16 Haziran 2012 Cumartesi

İsveç-İngiltere: 2-3


A Milli Takımımızın olmadığı bir turnuvaya 'Come on England' diyerek bakıyoruz. Futbolun beşiği, bence en kaliteli lige sahip olan İngiltere'nin uzun yıllardır milli takım bazında bir başarı elde edememesinin ayrı bir yazı hatta tez konusu olması gerekir. Tek tek bakıldığında çok kaliteli isimlere sahip bir kadroya sahip olsalar da bir türlü beklenen patlamayı yapamadılar. Bu turnuvanın ilk maçı da gerek oyun gerekse tribün açısından hayal kırıklığıydı. 1988'den sonra tarihinde ikinci kez bu turnuvaya katılan İrlandalılar bir gün önce ağlaya ağlaya değil haykıra haykıra veda ederken, İngilizlerin onlar kadar etkili bir tribün yapamamaları şaşırtıcı.
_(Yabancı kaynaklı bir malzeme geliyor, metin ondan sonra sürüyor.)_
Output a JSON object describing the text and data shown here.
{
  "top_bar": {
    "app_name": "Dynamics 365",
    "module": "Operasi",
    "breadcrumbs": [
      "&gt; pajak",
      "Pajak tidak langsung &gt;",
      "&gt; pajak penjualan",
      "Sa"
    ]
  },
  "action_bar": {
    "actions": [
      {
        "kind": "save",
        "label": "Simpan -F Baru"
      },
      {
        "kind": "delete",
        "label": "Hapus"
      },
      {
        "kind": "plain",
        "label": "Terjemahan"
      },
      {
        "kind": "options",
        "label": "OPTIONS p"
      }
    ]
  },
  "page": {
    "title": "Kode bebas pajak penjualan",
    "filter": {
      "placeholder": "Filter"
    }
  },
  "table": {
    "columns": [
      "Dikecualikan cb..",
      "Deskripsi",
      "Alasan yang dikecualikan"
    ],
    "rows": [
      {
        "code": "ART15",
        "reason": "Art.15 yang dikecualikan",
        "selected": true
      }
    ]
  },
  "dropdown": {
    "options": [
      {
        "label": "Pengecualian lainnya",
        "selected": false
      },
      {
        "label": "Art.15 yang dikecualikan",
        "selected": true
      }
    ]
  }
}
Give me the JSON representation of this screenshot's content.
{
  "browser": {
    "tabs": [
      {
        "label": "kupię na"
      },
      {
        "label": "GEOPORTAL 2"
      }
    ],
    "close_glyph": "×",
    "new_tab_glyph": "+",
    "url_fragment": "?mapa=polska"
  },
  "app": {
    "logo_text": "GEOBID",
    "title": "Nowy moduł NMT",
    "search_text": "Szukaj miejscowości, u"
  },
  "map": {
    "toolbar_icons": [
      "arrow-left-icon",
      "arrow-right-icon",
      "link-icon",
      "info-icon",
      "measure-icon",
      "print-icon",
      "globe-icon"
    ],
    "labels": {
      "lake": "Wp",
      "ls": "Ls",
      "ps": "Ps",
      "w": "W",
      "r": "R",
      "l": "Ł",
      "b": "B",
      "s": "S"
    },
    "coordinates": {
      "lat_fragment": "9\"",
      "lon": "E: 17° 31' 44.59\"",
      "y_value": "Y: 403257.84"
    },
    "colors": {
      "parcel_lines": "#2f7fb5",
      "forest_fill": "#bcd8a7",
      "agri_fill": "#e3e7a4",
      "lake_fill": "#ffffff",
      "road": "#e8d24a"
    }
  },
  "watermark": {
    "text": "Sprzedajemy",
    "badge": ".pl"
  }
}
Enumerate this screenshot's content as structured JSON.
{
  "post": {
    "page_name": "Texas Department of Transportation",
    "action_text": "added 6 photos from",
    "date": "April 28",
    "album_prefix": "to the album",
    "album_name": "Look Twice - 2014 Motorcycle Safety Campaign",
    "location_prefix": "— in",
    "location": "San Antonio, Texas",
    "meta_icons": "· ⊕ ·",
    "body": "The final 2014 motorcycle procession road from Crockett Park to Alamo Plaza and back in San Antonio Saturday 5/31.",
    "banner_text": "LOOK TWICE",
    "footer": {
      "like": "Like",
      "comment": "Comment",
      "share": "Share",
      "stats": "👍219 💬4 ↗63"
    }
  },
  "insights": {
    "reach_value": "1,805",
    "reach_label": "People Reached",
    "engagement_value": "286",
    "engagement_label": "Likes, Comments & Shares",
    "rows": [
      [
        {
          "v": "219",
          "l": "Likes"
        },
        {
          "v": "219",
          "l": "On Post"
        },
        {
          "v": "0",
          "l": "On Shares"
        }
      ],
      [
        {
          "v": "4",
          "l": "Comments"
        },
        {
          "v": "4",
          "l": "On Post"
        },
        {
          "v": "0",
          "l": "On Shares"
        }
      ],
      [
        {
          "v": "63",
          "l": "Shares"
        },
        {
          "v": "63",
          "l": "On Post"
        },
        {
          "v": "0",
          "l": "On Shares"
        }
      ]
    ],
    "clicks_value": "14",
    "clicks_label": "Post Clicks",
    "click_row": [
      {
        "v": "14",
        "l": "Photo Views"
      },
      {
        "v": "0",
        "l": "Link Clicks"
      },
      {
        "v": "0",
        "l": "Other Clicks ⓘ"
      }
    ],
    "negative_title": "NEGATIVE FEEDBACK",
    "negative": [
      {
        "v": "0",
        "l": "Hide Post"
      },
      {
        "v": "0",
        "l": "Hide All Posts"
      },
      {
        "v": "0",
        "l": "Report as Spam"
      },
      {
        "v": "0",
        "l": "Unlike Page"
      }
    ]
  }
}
Bir önceki turnuva geri dönüşlerle akıllarda kalmıştı. Bu turnuvanda geri dönüşlerin olduğu ilk maçı da bu akşam izlemiş olduk. Yağmur sebebiyle daha hemen başında bir saat ara verilen Ukrayna-Fransa maçı sebebiyle İsveç-İngiltere maçı da bir saatlik gecikme ile başladı. Rakibin sarı-lacili forması karşısında klasikleşmiş düz beyazı yerine lacivert ağırlıklı, yakaları açık mavi forması ile Adana Demirspor'u andırarak çıktı İngiltere. Gruptan çıkmak için emek vermeleri gerekiyordu. 'Haydi İngiltere' söylemi 'Haydi artık İngiltere'ye doğru kaymıştı artık. İsveç ise takımın demirbaşı ve gelinbaşı saç modelli İbrahimoviç'in önderliğinde bu zor gruptaki mücadelesini sürdürüyordu.

İlk yarının ortalarına doğru ilk maçtaki gibi yine Gerard'ın ortasına vurulan kafa (Andrew Carroll) ile gelen gol İngilizlerin devreyi 1-0 önde kapatmasını sağladı. İkinci yarıya hücumda daha etkili başlayan İsveç önce Glen Johnson'ın kendi kalesine atmasıyla beraberliği yakaladı, on dakika sonra ise Larsson'un ceza sahasının içerisine kestiği topta, Mellberg kafa vuruşuyla öne geçti. Bu golden hemen sonra James Milner'ın yerine Walcott oyuna dahil oldu ve belki de İngiltere'nin kaderini değiştirdi. Walcott oyuna gireli sadece üç dakika olmuştu ki ceza sahası dışından attığı şut ile beraberlik golünü attı.Skordaki eşitlik iki takımın da işine gelmeyince maçta peş peşe karşılıklı pozisyonlar yaşanmaya başladı. İsveç bu pozisyonlarda gole daha yaklaşan takım olmasına karşın futboldaki  'atamayan atararlar' altın kuralı kendini gösterdi. Walcott'un sağdan yaptığı ortaya kaleye sırtı dönük olmasına rağmen enteresan bir vuruşla golü bulan Welbeck 78. dakikada İngiltereyi yeniden öne geçiren isim oldu. Karşılaşmanın son dakikalarında defans güvenliğini iyice elden bırakan İsveç kalesinde yaşanan tehlikeleri karşı kalede yaşatamayınca, son maçlar oynanmadan turnuvaya veda eden bir diğer takım oldu. İngiltere ise son maça beraberlik için çıkacak.

Bu grubun ilk ikisi C grubunun ilk ikisi ile çapraz eşleşeceği için gruptaki liderlik çekişmesi de ayrı önem taşıyor. C grubunun muhtemel birincisi İspanya ile eşleşmeyi turnuvadaki hiç bir takımın isteyeceğini sanmıyorum. İngiltere yüksek toplar ve kanattan gelen ortalarla golleri bulurken tam aksine İspanya'nın halı saha sıkışıklığındaki alanlarda yaptığı pas tarfiğiyle rakibini bunaltıp goller atıyor. Yine de finale kadar böyle bir eşleşmenin olmasını istemem. 'Come on England' derken, bir yandan da 'Go away Spain' diyoruz yani.